Partisipasi warga Indonesia yang bersemangat Keislaman dalam
perjuangan untuk pertahanannya tentu sangat menentukan,
sehingga para pendiri Republik ini secara arif bijaksana
mengenangnya dengan mendirikan masjid monumen Syuhada
(Pahlawan) dan Istiqlal (Kemerdekaan). Dengan jelas kedua
monumen itu melambangkan pengakuan tentang adanya
Keindonesiaan dengan Keislaman, serta antara kemerdekaan
dengan peran besar warga negara yang bersemangat Keislaman.

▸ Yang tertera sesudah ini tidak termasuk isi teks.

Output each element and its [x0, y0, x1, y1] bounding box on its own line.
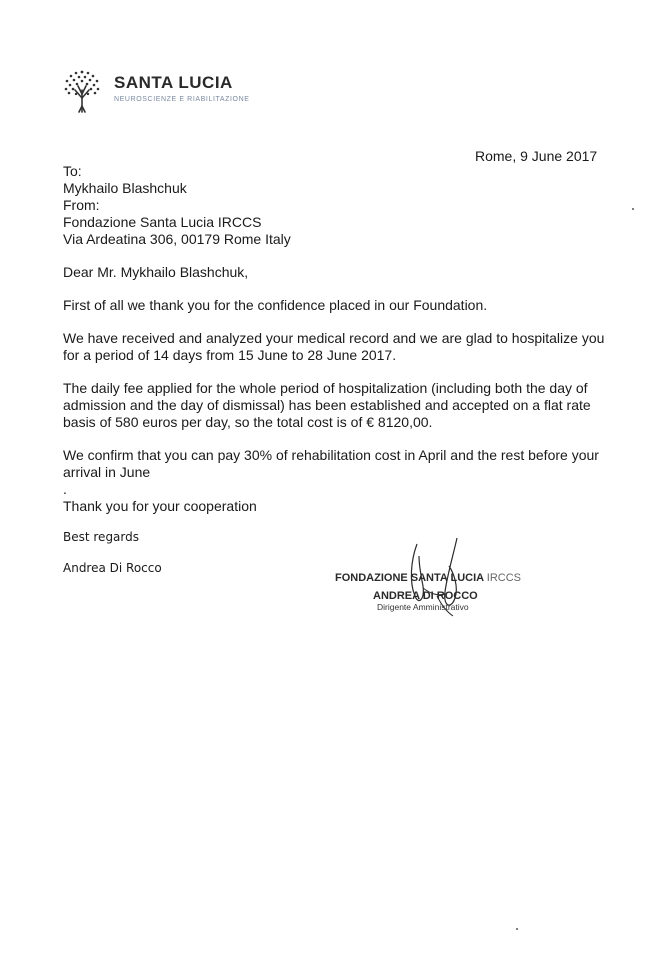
salutation: Dear Mr. Mykhailo Blashchuk, — [63, 264, 249, 280]
letterhead-logo — [62, 68, 250, 114]
from-label: From: — [63, 197, 100, 213]
stray-mark: . — [63, 481, 67, 497]
signature-stamp — [335, 536, 555, 616]
thanks-line: Thank you for your cooperation — [63, 498, 257, 514]
stamp-org-suffix: IRCCS — [486, 572, 521, 584]
paragraph-thanks-confidence: First of all we thank you for the confidence placed in our Foundation. — [63, 297, 488, 313]
paper-speck — [632, 208, 634, 210]
from-address: Via Ardeatina 306, 00179 Rome Italy — [63, 231, 291, 247]
letter-body — [63, 163, 623, 577]
organization-name: SANTA LUCIA — [114, 73, 233, 92]
closing: Best regards — [63, 530, 140, 544]
address-block — [63, 163, 623, 248]
to-label: To: — [63, 163, 82, 179]
letter-date: Rome, 9 June 2017 — [475, 148, 598, 164]
stamp-signer-name: ANDREA DI ROCCO — [373, 590, 478, 602]
paragraph-hospitalization: We have received and analyzed your medical record and we are glad to hospitalize you for a period of 14 days from 15 June to 28 June 2017. — [63, 330, 605, 363]
to-name: Mykhailo Blashchuk — [63, 180, 187, 196]
handwritten-signature — [375, 536, 485, 622]
paragraph-daily-fee: The daily fee applied for the whole period of hospitalization (including both the day of admission and the day of dismissal) has been established and accepted on a flat rate basis of 580 euros per day, so the total cost is of € 8120,00. — [63, 380, 591, 430]
from-org: Fondazione Santa Lucia IRCCS — [63, 214, 262, 230]
stamp-signer-role: Dirigente Amministrativo — [377, 602, 469, 612]
paragraph-payment: We confirm that you can pay 30% of rehabilitation cost in April and the rest before your arrival in June — [63, 447, 599, 480]
tree-icon — [62, 68, 102, 114]
organization-subtitle: NEUROSCIENZE E RIABILITAZIONE — [114, 96, 250, 103]
paper-speck — [516, 928, 518, 930]
stamp-org-name: FONDAZIONE SANTA LUCIA — [335, 572, 484, 584]
signer-name: Andrea Di Rocco — [63, 561, 162, 575]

Hal itu akan tetap demikian tanpa bisa diubah lagi, meskipun
mungkin peran warga negara dengan semangat Keislaman itu dalam
fase-fase yang lebih memerlukan keahlian teknis dan
pengelolaan (managerial) sangat di bawah proporsi. Tetapi jika
kita mengetahui bahwa kurangnya peran mereka di bidang ini
ialah karena rendahnya atau malah tidak adanya pendidikan
(modern, yakni, Belanda) pada mereka dibandingkan dengan warga
lain yang lebih "beruntung", maka sesungguhnya adalah suatu
ironi jika kita tidak justru menunjukkan sikap penuh hormat
kepada mereka. Sebab tidak adanya pendidikan modern Belanda
pada mereka adalah justru akibat patriotisme mereka yang
berkobar-kobar, yang membuat mereka selalu menempuh jalan
tidak kenal kompromi terhadap Belanda, termasuk tidak kenal
kompromi dalam bidang pendidikan dan budaya pada umumnya. Dan
keadaan itu menjadi lebih parah lagi karena pemerintah
kolonial justru bersikap diskriminatif terhadap mereka, yang
secara sengit mengingkari hak-hak mereka, termasuk dan
terutama hak untuk memperoleh pendidikan yang wajar. Warga
negara yang bersemangat Keislaman itu sedikit tertolong untuk
suatu jangka waktu tertentu oleh bergabungnya dengan mereka
sejumlah kecil warga yang berpendidikan Belanda -karena mereka
datang dari keluarga dengan latar belakang sosio-kultura yang
diuntungkan dan disenangi (favourable) dalam sistem masyarakat
kolonial Hindia Belanda. Tetapi karena bagaimanapun juga
proses itu kurang wajar, maka secara tidak tertolong hal itu
menimbulkan problem legitimasi kepemimpinan intern lembaga
yang menghimpun warga bersemangat Keislaman itu, dengan akibat
rongrongan atas pertumbuhan dan pengembangan kemampuannya. Dan
karena ketidakwajaran itu ibaratkan sistem pembudidayaan
tanaman melalui okulasi, maka justru setelah pohon itu besar
kemungkinan patah batang dan tumbang semakin besar, dan memang
begitulah yang terjadi dengan keprihatinan semua pihak. Tapi,
betapapun, karena sifat dan fungsi warga yang bersemangat
Keislaman itu sebagai tulang punggung dan inti (core) sistem
kemasyarakatan (societal system) Indonesia, maka lambat atau
pun cepat mereka akan mewujudkan peran itu di semua bidang
kehidupan, sambil untuk sementara ini dan mungkin selamanya
akan tetap berfungsi sebagai reservoir patriotisme yang
sewaktu-waktu maju ke depan memenuhi panggilan tanah air. Hal
ini barkali-kali telah terbukti (yang terakhir ialah panggilan
tanah air untuk menghancurkan kaum komunis, yang kemudian
menghantarkan bangsa kita memasuki Orde Baru sekarang ini).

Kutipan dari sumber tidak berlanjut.